No issue of presentment, G. L. c. 258, § 4, was raised below or has been argued in this appeal. The plaintiffs’ complaint contains a general averment that it was “filed in accordance with the provisions of Chapter 258.” Accordingly, that issue is not before us. See Vasys v. Metropolitan Dist. Commn., 387 Mass. 51, 55-56 & n.5 (1982).
The April 19, 1994, letter of the building inspector cites two grounds in apparent justification of the entry.
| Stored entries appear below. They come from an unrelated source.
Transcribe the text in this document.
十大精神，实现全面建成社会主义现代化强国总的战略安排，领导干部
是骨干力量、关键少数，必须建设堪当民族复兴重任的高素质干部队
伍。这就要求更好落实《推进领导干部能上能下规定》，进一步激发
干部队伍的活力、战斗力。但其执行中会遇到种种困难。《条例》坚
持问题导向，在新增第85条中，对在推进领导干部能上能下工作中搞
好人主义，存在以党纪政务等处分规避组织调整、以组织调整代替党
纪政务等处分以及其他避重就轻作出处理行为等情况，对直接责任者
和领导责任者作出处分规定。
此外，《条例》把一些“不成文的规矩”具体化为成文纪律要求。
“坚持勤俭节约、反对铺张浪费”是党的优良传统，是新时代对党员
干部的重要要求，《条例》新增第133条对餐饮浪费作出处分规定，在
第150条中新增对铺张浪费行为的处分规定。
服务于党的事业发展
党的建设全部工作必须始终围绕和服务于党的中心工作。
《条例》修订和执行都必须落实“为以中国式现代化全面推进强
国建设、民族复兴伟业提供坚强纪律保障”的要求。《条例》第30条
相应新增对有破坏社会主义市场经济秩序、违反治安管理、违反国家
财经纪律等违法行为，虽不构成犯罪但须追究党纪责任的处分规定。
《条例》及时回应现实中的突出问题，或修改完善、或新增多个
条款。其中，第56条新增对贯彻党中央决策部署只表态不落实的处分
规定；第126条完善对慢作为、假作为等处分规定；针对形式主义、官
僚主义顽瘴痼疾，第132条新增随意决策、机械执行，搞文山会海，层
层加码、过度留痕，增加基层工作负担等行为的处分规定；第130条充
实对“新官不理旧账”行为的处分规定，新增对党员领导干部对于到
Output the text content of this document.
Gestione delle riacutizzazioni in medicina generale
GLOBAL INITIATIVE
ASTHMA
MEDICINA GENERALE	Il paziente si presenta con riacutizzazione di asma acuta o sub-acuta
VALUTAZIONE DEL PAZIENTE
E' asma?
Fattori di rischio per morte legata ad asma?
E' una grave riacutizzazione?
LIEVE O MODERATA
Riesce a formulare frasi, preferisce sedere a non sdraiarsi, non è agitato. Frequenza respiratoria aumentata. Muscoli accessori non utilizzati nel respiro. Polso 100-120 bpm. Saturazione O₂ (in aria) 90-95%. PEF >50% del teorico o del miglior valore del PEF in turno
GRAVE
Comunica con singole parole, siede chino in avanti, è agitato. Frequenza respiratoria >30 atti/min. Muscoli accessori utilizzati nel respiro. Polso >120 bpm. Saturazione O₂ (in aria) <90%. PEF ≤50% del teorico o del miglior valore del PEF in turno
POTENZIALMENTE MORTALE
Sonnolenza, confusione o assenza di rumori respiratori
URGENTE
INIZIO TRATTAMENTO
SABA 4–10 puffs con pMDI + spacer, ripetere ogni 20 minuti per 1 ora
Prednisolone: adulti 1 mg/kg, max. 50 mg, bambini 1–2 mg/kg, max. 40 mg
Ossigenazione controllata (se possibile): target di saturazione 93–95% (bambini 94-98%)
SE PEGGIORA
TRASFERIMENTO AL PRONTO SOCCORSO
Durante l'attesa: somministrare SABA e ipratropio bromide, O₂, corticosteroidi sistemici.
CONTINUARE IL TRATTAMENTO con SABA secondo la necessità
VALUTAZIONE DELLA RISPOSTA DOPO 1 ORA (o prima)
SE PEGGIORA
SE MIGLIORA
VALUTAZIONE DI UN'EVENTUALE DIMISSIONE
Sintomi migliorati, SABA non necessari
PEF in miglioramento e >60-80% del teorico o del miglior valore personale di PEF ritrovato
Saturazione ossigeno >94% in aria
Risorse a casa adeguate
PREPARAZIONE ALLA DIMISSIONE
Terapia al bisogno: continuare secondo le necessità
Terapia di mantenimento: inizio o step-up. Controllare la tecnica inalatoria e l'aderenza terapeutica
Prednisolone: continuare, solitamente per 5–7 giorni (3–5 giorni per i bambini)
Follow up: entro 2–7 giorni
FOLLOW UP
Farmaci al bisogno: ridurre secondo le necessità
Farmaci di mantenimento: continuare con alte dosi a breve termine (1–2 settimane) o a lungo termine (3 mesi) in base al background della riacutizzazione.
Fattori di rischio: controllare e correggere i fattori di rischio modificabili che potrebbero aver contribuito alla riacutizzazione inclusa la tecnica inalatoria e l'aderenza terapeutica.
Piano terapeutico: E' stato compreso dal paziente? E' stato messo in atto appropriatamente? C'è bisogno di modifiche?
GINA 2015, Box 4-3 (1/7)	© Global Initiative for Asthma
The first, by declaring the building “open and abandoned and dangerous and unsafe,” appears to be based on G. L. c. 143, § 6, and the second is stated as G. L. c. 139, § 20.
General Laws, c. 143, § 6, as amended through St. 1957, c. 214, § 1, states that the local inspector, “immediately upon being informed by report or otherwise that a building ... is dangerous to life or limb or that any building ... is unused, uninhabited or abandoned, and open to the weather, shall inspect the same; and he shall forthwith in writing notify the owner ... to *543remove it or make it safe if it appears to him to be dangerous, or to make it secure if it is unused, uninhabited or abandoned and open to the weather.”
General Laws, c. 139, § 20, as amended through St. 1985, c. 421, § 4, provides that one who knowingly permits premises owned by him to be used for certain illegal purposes, “or after due notice of any such use omits to take all reasonable measures to eject therefrom the persons occupying the same as soon as it can lawfully be done, shall be punished . . . .”
Both statutes provide, after additional notice and process, for removal of such buildings by a city or town where the building is adjudged a nuisance, see G. L. c. 139, §§ 1 & 3, or where the owner fails to remove a structure or to make it safe, see G. L. c. 143, §§ 7, 8, & 9.
To the extent the plaintiffs’ complaint sounds in negligence for failure to provide notice, the city’s observation that G. L. c. 258, § 10(c), excludes intentional torts as the basis for governmental liability is inapposite. Also, the city’s conclusory references to the exceptions to liability set forth in §§ 10(a), (b), (/), & (/'), do not constitute adequate appellate argument. In any event, the city’s duty to give notice was prescribed by statute, and does not implicate the discretionary function exception described in § 10(b). Harry Stoller & Co. v. Lowell, 412 Mass. 139, 141 (1992).